History / About / Early Days

Adel Rootstein's early days

Rootstein was born in South Africa in 1930 to Russian parents. She came to the UK in the 1950s and, after working as a window-dresser for Aquascutum on Oxford Street, she set up her own company making display props for smaller London fashion stores.

In 1956, together with her husband, the industrial designer Richard Hopkins, she founded Rootstein, the mannequin company that would forever change the look of retail fashion displays.

Rootstein spent much of her career working with sculptor John Taylor. Their combined talents would see the company grow exponentially from its early start in a backroom of a Soho greengrocers to headquarters in the United Kingdom and the USA. At its peak the company employed almost 200 people.

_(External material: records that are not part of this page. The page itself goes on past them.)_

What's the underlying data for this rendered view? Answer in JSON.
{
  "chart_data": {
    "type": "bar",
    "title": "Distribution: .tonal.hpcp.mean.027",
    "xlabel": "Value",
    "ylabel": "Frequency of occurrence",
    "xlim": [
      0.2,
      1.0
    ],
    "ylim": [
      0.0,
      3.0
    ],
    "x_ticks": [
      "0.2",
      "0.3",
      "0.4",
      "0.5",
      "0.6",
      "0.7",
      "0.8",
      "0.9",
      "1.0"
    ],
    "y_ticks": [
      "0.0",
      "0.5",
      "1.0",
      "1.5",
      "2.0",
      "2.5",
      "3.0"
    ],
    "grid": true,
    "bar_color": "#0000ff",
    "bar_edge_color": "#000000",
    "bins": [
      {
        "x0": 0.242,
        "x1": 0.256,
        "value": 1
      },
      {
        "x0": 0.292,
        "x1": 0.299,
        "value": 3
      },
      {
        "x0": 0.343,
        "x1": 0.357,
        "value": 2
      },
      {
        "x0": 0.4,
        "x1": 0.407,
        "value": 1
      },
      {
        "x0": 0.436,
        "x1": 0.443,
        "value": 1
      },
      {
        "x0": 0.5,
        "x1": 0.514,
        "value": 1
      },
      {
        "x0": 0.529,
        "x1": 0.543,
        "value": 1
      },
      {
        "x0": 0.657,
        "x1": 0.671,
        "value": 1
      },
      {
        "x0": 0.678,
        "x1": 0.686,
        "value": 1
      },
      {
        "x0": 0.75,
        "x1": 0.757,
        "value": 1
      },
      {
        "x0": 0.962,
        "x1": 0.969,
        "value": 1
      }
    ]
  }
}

Despite its growth, Rootstein managed to retain a sense of experimentation - recognising trend and talent ahead of its time - and infusing her forms with the spirit of the age. Long before it was topical, Rootstein had a passion for diversity, her collections were often based on multicultural references and featured models of varying shape, size and colour.

Rootstein's first collections were based on up and coming personalities of the time; arguably one of her most famous being Twiggy which was sculpted by John Taylor in the early 1960s. Before then, mannequins were typically narrow waisted with a size 34 chest, modelled on Hollywood personalities of the 1930s and 40s. Twiggy changed all that...

Twiggy never stood erect and no mannequin has stood erect since.
Adel Rootstein - Speaking to the Washington Post 1975

Imogen from the Go Go Girl Collection. 1965

Her very first creation, a reclining mannequin based on the fashion model Imogen was unique in every sense. Rootstein styled her in a dramatic reclining pose affording true personality and charm to her form. It was unlike anything seen in shop windows at the time. For the first time, Rootstein's mannequins gave visual merchandisers the same tools for staging as photographers had with magazine models.

Magazines had begun to relate clothes to real people, yet it never occurred to stores to do this with their window displays, even though this is precisely what they were selling.
Adel Rootstein - Speaking to the Washington Post 1975

By the 1970s, Rootstein had firmly positioned herself as an arbiter of popular culture. Her sources of inspiration were now expanding to the burgeoning music and club scenes. ‘The Aristocrats’, ‘Today’s Men’ (which included photographer Lord Patrick Lichfield) and ‘The Actors’ collections became cultural barometers in their own right. Marie Helvin, pioneering Japanese model Sayoko and Pat Cleveland were some of the stand out Rootstein figures of the period.

It is the greatest change since the Sixties, Once more, the focus is on the club scene, escapism and fun.
Adel Rootsein

The glamour of the 1980s seemed to come at a perfect time for Rootstein - popular culture and television had offered her such characters as Alexis Colby-Carrington (Played by Joan Collins) and society hostess, Dianne Brill. These were larger than life personalities that defined the era. The early 1980s proved to be a distinct turning point from subtlety to escapist fantasy.

Dianne Brill; "The shape of the 90s"

By the late 1980s and early 1990s, Rootstein had amassed a large body of work. Models and actresses, Yasmin Le Bon, Susie Bick and Dianne de Witt all featured in her collections which now seemed firmly entrenched in a sophisticated style.

In 1990, the Rootstein Hopkins Group Ltd was bought by Japanese mannequin manufacturer, Yoshichu who had been a long time collaborator of Adel's. They continued to grow the business and release collections that stayed true to Adel's founding principles. The company has continued to release hugely successful collections including both abstract and traditional realistic mannequins.

Adel Rootstein died in London on the 20th September 1992.